Here is a link from the ME association UK explaining the same thing:
“If a person meets the diagnostic
criteria for ME/CFS and has
widespread pain and tenderness,
then it is reasonable for a diagnosis
of both FM and ME/CFS to be
made.”
https://meassociation.org.uk/wp-content/uploads/2025/02/Fibromyalgia-and-MECFS-JULY-2021.pdf
Many of GPs and even neurologists and rheumatologists all around the world don’t believe in ME/CFS and some don’t believe in FMS as well although I think it’s a bit less transparent, it is not only in the UK, more than anything, I think the UK PACE trial did a real number on us patients
It took me more than 6 years to get a diagnosis of FMS and 3 more for ME/CFS.
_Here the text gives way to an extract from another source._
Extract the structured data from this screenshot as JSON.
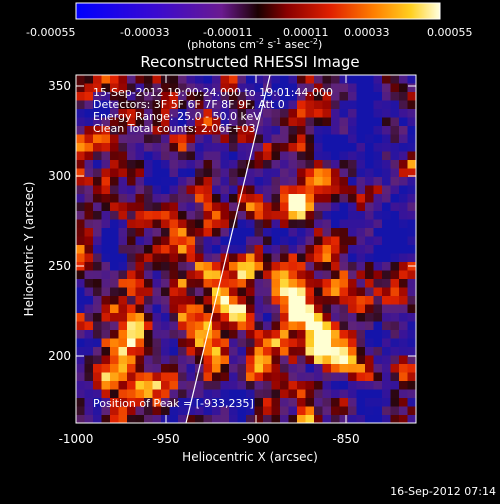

PEM is specific to my ME/CFS diagnosis and my widespread pain fits the FMS criteria so what is the problem to diagnose with both? and how exactly this dual diagnosis will hurt getting benefits compared to one?
Can you even get an official EHS diagnosis from an MD?? this has nothing to do with my diagnoses and I mentioned twice I consider it pseudoscience.
The benefit of having both is the possibility to get treatment to one of them that the other won’t get, like medical cannabis for FMS or low dose abilify for ME/CFS, participate in research for each of them.
Benefits for either is nearly impossible to get, but still easier for FMS here because it is more known.
How is the evidence-based medication stinging nettle applied? 💊 ❤️🔥
Intrarectally? Really?
My mother always threatened that medicine had to taste bitter!